🤖 AI Summary
To address the limited deployment of optical coherence tomography (OCT) in resource-constrained settings—due to its high cost and requirement for specialized operation—this study proposes a novel paradigm for synthesizing high-fidelity 3D OCT volumes from low-cost 2D fundus color photographs. We introduce the first benchmark for cross-modal fundus-to-3D-OCT synthesis and establish a two-tiered evaluation framework: pixel-level B-scan similarity and semantic-level volumetric consistency, rigorously validating clinical feasibility. Methodologically, our approach integrates cross-modal collaborative preprocessing, external fundus image pretraining, vision foundation model incorporation, and a customized 3D generative network. In an international challenge involving 342 teams, the top-performing method significantly improved anatomical fidelity and volumetric consistency. This work provides a practical, deployable solution for tele-ophthalmology and AI-assisted diagnosis in underserved regions.
📝 Abstract
Optical Coherence Tomography (OCT) provides high-resolution, 3D, and non-invasive visualization of retinal layers in vivo, serving as a critical tool for lesion localization and disease diagnosis. However, its widespread adoption is limited by equipment costs and the need for specialized operators. In comparison, 2D color fundus photography offers faster acquisition and greater accessibility with less dependence on expensive devices.

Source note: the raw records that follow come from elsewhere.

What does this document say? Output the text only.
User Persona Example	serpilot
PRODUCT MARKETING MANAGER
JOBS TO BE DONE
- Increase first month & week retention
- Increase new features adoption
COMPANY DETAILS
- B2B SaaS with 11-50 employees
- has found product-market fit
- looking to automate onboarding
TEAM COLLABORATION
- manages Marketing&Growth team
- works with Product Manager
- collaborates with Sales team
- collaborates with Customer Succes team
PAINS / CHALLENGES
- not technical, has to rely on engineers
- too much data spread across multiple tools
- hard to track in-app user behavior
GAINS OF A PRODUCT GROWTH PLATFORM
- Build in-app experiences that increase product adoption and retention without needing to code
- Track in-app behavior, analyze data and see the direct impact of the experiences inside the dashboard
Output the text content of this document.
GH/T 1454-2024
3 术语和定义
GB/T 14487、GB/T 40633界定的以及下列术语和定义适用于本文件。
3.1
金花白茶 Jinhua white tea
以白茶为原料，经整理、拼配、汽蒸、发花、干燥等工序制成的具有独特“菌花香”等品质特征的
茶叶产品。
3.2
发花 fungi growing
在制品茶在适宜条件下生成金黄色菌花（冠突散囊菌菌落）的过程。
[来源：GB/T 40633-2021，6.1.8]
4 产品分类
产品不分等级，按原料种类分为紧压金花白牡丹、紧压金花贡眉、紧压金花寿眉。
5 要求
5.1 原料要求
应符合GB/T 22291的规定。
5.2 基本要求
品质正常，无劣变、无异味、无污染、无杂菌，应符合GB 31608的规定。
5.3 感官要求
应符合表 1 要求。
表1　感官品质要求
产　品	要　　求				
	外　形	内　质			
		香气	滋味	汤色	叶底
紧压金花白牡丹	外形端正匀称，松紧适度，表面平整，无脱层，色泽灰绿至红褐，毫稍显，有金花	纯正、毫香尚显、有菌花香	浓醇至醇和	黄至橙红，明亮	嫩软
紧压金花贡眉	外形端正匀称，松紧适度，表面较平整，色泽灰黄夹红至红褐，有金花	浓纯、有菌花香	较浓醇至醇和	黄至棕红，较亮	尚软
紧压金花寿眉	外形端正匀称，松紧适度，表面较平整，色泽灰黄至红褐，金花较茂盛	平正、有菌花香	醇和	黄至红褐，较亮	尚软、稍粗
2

Although generative artificial intelligence has demonstrated promising results in medical image synthesis, translating 2D fundus images into 3D OCT images presents unique challenges due to inherent differences in data dimensionality and biological information between modalities. To advance generative models in the fundus-to-3D-OCT setting, the Asia Pacific Tele-Ophthalmology Society (APTOS-2024) organized a challenge titled Artificial Intelligence-based OCT Generation from Fundus Images. This paper details the challenge framework (referred to as APTOS-2024 Challenge), including: the benchmark dataset, evaluation methodology featuring two fidelity metrics-image-based distance (pixel-level OCT B-scan similarity) and video-based distance (semantic-level volumetric consistency), and analysis of top-performing solutions. The challenge attracted 342 participating teams, with 42 preliminary submissions and 9 finalists. Leading methodologies incorporated innovations in hybrid data preprocessing or augmentation (cross-modality collaborative paradigms), pre-training on external ophthalmic imaging datasets, integration of vision foundation models, and model architecture improvement. The APTOS-2024 Challenge is the first benchmark demonstrating the feasibility of fundus-to-3D-OCT synthesis as a potential solution for improving ophthalmic care accessibility in under-resourced healthcare settings, while helping to expedite medical research and clinical applications.